Uma engenheira e um geólogo da Defesa Civil de Santa Catarina (DCSC) realizaram, na última terça-feira (22), avaliações nas áreas atingidas pelas enxurradas na última semana (17) no Alto Vale do Itajaí. O foco foi a avaliação de risco nos municípios de Ibirama, Presidente Getúlio e Rio do Sul. Também foi realizado um sobrevoo com o apoio do Corpo de Bombeiros Militar de Santa Catarina (CBMSC) para avaliação do cenário. Através deste trabalho foi possível identificar a extensão da movimentação e características técnicas que auxiliarão na prevenção de riscos nas localidades.

“O movimento de solo foi de grande extensão e aconteceu nas três faces da colina que está na divisa dos três municípios”, comentou a engenheira, Ana Colombo.
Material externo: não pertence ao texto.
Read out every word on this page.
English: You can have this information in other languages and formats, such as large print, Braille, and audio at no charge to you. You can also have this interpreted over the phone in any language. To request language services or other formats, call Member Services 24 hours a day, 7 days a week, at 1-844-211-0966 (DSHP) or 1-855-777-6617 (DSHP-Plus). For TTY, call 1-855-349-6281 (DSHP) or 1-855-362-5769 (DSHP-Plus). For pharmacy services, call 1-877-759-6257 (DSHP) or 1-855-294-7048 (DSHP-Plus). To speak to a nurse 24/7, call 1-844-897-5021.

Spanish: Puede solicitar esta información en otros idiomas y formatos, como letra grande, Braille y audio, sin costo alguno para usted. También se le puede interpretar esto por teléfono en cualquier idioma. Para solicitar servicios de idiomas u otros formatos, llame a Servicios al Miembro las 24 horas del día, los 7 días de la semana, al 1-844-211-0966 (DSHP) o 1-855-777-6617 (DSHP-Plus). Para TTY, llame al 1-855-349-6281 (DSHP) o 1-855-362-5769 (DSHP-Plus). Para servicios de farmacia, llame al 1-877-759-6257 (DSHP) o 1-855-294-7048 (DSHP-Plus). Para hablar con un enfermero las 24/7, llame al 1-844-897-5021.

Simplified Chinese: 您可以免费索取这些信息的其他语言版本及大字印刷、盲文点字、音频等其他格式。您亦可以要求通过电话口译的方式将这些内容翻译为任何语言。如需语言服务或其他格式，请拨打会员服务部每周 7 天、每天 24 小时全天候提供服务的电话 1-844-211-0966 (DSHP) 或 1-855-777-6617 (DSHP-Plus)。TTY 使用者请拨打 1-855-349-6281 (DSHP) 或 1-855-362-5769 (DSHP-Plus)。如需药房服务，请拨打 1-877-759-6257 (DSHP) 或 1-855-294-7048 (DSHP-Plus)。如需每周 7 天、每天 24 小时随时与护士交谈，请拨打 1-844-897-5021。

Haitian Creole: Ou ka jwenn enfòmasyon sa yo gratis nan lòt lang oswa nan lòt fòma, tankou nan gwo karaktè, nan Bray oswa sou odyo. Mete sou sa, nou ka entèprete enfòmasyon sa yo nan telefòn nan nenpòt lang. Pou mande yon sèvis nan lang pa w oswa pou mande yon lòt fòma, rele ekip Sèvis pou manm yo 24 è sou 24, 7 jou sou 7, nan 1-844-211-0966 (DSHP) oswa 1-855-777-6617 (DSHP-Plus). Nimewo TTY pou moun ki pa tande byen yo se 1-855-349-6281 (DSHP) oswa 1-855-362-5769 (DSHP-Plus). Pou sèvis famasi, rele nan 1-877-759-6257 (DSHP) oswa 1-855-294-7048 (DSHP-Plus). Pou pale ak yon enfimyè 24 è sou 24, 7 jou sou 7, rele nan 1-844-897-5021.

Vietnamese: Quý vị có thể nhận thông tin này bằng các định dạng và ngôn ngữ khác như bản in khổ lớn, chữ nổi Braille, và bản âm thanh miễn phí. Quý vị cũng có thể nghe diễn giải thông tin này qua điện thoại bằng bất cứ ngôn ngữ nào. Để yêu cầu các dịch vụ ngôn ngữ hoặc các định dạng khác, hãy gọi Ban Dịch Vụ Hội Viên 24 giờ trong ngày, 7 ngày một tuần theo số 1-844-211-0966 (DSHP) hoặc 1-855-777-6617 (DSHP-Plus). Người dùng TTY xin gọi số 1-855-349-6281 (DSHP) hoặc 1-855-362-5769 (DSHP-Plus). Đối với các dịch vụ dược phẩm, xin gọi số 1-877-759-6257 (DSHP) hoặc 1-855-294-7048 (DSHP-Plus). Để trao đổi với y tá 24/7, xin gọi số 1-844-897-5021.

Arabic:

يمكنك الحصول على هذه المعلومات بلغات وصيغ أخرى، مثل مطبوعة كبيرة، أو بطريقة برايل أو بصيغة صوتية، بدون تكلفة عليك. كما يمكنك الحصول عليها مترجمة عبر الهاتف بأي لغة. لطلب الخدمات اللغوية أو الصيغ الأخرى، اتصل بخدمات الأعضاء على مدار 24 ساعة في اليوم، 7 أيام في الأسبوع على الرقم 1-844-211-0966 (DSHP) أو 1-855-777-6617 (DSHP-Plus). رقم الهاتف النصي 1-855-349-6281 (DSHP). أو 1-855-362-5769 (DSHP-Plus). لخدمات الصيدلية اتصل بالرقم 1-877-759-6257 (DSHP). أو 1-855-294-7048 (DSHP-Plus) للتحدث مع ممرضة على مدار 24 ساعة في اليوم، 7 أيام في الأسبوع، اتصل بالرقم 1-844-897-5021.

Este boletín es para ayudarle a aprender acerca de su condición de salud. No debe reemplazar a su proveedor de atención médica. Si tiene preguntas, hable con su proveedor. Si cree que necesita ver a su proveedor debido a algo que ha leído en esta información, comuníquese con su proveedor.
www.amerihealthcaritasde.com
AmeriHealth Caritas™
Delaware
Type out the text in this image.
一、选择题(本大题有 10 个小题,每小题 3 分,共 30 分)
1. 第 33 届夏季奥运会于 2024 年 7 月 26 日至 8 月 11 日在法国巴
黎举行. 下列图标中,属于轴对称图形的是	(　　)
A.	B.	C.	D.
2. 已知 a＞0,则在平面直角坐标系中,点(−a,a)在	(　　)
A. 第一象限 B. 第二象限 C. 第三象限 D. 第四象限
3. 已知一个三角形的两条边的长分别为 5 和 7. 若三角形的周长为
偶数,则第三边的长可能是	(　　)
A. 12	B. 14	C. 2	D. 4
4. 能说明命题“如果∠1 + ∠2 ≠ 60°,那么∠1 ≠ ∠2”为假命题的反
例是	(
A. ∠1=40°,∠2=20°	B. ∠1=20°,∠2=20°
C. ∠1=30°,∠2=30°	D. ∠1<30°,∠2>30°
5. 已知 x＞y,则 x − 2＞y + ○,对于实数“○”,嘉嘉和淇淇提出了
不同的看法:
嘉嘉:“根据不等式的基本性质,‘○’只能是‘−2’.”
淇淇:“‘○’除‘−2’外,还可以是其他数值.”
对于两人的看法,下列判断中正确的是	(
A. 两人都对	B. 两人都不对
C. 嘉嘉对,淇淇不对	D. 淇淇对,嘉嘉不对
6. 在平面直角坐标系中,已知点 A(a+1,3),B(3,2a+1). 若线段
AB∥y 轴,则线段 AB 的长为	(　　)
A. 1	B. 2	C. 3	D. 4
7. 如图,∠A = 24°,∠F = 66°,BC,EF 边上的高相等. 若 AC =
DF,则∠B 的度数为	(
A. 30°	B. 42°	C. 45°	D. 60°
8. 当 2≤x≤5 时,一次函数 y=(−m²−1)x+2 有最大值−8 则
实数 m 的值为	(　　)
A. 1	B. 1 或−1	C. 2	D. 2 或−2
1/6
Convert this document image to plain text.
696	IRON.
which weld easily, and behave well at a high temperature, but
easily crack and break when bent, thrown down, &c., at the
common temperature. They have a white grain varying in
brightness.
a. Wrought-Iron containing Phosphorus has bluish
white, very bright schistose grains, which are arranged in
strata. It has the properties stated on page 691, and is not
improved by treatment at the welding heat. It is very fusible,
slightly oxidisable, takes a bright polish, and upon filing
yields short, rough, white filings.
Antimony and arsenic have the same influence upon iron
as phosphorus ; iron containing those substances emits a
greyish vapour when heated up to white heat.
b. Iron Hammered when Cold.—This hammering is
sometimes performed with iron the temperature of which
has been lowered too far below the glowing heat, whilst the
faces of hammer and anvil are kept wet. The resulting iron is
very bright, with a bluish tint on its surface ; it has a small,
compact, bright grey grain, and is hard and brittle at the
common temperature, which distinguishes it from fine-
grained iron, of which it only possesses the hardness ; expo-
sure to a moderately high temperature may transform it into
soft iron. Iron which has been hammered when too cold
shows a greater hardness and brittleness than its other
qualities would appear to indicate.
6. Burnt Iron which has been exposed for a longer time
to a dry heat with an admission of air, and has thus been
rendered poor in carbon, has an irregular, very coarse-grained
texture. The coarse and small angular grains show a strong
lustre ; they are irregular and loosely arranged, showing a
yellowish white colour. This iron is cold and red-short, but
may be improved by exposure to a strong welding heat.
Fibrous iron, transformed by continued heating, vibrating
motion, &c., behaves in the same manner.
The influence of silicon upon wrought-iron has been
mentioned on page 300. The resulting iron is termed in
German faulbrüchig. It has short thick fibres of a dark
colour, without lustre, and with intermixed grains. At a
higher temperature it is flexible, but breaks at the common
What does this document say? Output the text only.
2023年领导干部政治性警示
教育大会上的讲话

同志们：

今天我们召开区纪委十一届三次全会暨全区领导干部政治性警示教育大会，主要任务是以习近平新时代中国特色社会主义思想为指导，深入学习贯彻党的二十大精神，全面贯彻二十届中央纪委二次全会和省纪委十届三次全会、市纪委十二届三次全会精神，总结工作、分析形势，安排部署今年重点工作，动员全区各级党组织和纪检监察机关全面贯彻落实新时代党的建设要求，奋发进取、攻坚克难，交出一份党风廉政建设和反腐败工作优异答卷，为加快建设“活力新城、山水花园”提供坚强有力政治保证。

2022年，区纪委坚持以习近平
Segundo ela, a quantidade de solo que deslizou a face de Rio do Sul chama mais atenção, porém em Presidente Getúlio, local onde ocorreu a corrida de detritos, atingiu uma área mais povoada e por isso a extensão dos danos e óbitos foi maior. “A classificação do movimento sem dúvida alguma foi um fluxo de detritos e nós como técnicos nunca vimos algo dessa proporção”, completou a engenheira.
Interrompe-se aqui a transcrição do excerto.